The back wall has an access panel opening with a panel that will be held in place by small wooden latches that turn over the panel. I had added the latches to the panel, however, I neglected to account for the center dividing wall in the head box and the latches on the left slightly interfered with the wall and could not be turned.

 Fortunately, this was not a hard fix and in the scheme of things, a minor setback. The solution was to cut two small holes in the dividing wall in the areas of the latches to give them clearance.

And then the panel was glued into place.

The other panel was also glued in place, but I don't have a photo of that at this time. The head box won't be completely installed until later as I have work to do under the floor panels.

So next up was starting to work on the port seat box. Like the starboard side seat box, this will have a flip up extension to make it wider when being used for sleeping. However, I won't be working on those for awhile. I mainly wanted to get the frame done as this affects the floor panel on the port side.

The port seat box is different in one other way. It is 4 inches longer to allow extra room for me when sleeping. The top frame had to have an extension in order to accommodate this 4 inches and still allow it to be supported by frame 4. The extension is on the right in the next photo. Frame 4 will line up with the inner cross piece.

Fitting and assembling the frame was similar to the work accomplished on the starboard piece. The only tricky part was figuring out the order of assembly to allow insertion of the silicon bronze screws in the area where the angled piece meets the extension.

As I mentioned, I started designing the cabinet that will be aft of the seat box. I didn't get much done on that other than to decide on a final size. I am still thinking about the final shape and styling, but more importantly, because of it's height, it will be necessary to install the cabin sides in first. This is why I have not done much work on the cabinet.

But in the photo below, you can see the vertical support clamped into place. The most significant deviation of this from the original mock up is that I have decided to make the cabinet much shallower in order to increase the amount of floor space in front of it. The pole shows the approximate depth in relation to the cabin side.

Since getting in the floor has to be accomplished, I stopped work on the cabinet and moved to the port floor panel. The center floor panel will remain the temporary plywood for now, but after many back and forth sessions of trial and error fitting, I had the port floor panel fitted and shaped. 

There will be a little more tweaking of the floor board required, mainly to accommodate clearance for the bilge hose and make the floor panel a little easier to get into place. Of course, at some point it will be fiberglassed and encapsulated. In this last photo, you can sort of get some idea of the amount of floor space that I have managed to keep in the cabin. This was a high priority for me as I want this boat to be comfortable to move around in.

So that's it for now.

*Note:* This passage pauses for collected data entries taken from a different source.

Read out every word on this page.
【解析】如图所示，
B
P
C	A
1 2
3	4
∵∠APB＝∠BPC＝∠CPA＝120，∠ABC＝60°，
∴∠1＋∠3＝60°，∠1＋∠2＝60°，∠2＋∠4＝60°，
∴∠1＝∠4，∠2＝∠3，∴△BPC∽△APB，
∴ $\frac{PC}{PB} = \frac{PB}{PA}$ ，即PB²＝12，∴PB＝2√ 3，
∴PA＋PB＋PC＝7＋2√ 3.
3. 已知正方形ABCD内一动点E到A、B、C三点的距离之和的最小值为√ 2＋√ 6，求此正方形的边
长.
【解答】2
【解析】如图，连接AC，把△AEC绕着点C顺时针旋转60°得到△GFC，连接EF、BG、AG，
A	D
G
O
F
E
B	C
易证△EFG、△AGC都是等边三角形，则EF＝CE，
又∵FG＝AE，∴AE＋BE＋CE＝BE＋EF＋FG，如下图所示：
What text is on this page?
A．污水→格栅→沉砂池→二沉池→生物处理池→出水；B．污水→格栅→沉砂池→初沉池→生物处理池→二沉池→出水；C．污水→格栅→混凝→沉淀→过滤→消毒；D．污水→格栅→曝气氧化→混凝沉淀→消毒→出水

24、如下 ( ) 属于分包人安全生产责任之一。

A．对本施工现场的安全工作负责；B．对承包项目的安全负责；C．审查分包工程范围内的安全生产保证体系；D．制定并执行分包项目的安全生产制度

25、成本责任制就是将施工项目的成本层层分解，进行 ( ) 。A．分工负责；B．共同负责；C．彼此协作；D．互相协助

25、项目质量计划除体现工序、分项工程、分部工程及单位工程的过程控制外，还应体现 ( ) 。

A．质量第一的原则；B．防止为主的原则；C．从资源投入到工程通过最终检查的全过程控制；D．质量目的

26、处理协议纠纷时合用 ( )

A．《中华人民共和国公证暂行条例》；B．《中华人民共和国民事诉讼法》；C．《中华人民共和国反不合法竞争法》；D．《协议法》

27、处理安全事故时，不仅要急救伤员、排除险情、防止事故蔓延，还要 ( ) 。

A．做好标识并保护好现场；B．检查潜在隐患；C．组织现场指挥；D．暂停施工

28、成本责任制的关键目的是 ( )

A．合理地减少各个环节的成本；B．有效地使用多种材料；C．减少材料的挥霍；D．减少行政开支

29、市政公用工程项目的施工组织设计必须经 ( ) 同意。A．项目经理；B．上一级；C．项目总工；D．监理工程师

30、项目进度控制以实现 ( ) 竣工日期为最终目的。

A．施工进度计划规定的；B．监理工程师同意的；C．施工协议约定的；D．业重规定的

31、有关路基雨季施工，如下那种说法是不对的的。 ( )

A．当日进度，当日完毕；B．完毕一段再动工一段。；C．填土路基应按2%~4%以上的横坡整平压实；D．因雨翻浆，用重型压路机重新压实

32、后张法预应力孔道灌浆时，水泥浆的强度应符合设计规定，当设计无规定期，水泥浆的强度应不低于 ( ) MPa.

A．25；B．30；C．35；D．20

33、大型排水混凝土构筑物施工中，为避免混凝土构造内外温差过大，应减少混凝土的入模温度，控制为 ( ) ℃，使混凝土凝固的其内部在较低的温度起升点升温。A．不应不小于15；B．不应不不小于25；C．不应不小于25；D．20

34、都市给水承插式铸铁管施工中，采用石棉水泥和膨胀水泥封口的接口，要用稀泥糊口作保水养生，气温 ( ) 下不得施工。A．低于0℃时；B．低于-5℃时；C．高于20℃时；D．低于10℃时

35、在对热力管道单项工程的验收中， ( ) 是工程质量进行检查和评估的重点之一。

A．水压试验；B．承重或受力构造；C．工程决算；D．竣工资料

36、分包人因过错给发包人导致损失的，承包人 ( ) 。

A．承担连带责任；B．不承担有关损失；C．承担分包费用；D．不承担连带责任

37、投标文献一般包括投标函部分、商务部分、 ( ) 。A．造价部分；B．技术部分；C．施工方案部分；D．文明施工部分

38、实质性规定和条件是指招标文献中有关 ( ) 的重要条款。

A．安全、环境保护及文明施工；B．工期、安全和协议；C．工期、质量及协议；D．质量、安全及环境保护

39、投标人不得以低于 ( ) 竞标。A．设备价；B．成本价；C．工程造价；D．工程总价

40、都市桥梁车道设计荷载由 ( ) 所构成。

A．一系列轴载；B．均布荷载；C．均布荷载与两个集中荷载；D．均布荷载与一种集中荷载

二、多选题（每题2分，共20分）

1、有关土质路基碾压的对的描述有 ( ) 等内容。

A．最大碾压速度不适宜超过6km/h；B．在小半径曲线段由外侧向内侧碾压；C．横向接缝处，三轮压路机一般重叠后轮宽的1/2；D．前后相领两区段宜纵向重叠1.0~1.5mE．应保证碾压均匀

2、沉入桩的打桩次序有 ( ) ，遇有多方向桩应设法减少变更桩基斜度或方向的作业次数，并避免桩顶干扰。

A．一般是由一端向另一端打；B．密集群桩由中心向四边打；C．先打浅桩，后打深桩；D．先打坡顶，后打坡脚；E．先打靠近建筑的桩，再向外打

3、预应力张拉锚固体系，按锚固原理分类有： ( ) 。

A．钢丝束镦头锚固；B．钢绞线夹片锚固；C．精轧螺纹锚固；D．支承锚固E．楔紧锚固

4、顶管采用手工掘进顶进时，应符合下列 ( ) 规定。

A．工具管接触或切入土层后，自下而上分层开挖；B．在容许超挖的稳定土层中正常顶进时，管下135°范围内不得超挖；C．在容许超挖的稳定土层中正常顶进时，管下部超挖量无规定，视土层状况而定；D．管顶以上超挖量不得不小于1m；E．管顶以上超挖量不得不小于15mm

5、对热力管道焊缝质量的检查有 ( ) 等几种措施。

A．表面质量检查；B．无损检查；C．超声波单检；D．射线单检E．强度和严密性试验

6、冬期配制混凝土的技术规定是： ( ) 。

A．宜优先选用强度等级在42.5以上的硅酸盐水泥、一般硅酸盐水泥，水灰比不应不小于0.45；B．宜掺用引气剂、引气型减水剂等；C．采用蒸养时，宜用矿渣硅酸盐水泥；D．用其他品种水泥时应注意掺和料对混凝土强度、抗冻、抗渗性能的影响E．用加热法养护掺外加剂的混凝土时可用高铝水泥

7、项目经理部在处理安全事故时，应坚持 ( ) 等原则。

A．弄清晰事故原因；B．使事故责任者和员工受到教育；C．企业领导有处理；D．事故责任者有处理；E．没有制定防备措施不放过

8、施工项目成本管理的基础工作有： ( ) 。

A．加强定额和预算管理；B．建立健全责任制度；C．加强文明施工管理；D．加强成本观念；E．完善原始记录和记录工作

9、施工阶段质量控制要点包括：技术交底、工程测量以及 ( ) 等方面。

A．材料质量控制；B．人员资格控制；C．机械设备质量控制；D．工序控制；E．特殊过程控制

I'll be working under the floor quite a bit for the next few weeks while I save for the lumber needed for the cabin sides. I am pretty excited to get to those as it will really make the boat look like it is coming together. So until next time, take care.

Click Here To Comment:

  1. Starting to come together real nicely! I always love seeing these updates.

    1. Hey Will, nice to hear from you. Hope all is well. Yeah, she's coming together slowly but surely. Take care.